Luckily, there is someone who is working on this problem. Her name is Christine Whitney-Sanchez. She is the Chief Culture Officer within the University Technology Office (UTO). This was an intentional placement, since the UTO is essential to every part of ASU, every department, every member of the student and employee community. UTO is at the center of data collection efforts as well. With such an expansive reach, this seems to be a perfect locus from which to disseminate culture change!

Christine started working with members across the UTO, in 2018, to define their culture objectives. Their core premise is that a healthy culture begets eruptive innovation.

After one year, they formed a Culture Ripples Design Team to prepare a Community of Practice that intends to disseminate mindful culture assessment and adaptation throughout ASU. I learned about them at an Organizational Performance Office Excellence CoP meeting and asked Christine if I could join the Design Team in December of 2019.

Since then, we have identified four areas of action and, with the assistance of an ASU-wide team of qualitative research experts, we are developing Appreciative Interview questions to address the Culture Mapping area. I think this will be the second valuable tool that can help the Swette Center to make meaning of the Q12 survey and decide how to handle our findings.

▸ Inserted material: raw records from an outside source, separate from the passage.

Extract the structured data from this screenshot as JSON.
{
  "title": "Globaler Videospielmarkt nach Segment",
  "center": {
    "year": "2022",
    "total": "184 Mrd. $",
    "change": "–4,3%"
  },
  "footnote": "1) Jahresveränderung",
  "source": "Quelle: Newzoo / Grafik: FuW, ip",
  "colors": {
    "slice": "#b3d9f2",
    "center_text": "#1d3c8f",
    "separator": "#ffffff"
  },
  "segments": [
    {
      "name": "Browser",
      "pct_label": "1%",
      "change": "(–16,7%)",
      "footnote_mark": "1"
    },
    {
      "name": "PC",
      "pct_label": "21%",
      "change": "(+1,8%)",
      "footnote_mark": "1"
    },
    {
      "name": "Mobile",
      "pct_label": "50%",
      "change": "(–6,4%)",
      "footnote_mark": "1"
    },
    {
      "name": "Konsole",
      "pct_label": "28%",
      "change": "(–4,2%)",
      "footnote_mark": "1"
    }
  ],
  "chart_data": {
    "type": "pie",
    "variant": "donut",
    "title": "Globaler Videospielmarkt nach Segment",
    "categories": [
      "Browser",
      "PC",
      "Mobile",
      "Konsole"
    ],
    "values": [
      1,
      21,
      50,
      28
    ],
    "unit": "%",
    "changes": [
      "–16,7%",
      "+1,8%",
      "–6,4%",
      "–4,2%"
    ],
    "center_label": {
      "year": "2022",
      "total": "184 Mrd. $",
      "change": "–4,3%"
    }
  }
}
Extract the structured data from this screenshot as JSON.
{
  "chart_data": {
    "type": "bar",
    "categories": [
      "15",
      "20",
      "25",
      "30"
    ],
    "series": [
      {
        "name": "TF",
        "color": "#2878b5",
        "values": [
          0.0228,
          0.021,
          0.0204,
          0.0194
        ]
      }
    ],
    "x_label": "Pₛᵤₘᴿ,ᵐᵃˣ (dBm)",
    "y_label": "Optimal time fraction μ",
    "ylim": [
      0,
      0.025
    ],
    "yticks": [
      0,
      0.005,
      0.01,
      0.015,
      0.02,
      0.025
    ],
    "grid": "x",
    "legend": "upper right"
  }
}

Appreciative Interviews (AI), Discovering and Building on the Root Causes of Success. You can liberate spontaneous momentum and insights for positive change from within the organization as ‘hidden’ success stories are revealed. Positive movement is sparked by the search for what works now and by uncovering the root causes that make success possible. Groups are energized while sharing their success stories instead of the usual depressing talk about problems. Stories from the field offer social proof of local solutions, promising prototypes, and spread innovations while providing data for recognizing success patterns. You can overcome the tendency of organizations to underinvest in social supports that generate success while overemphasizing financial support, time, and technical assistance.”

The questions under development by the Culture Ripples CoP will soon be ready for deployment across ASU, and the Swette Team indicated that they are excited to participate during an upcoming Whole Center Meeting, next semester. I look forward to writing about our progress, then!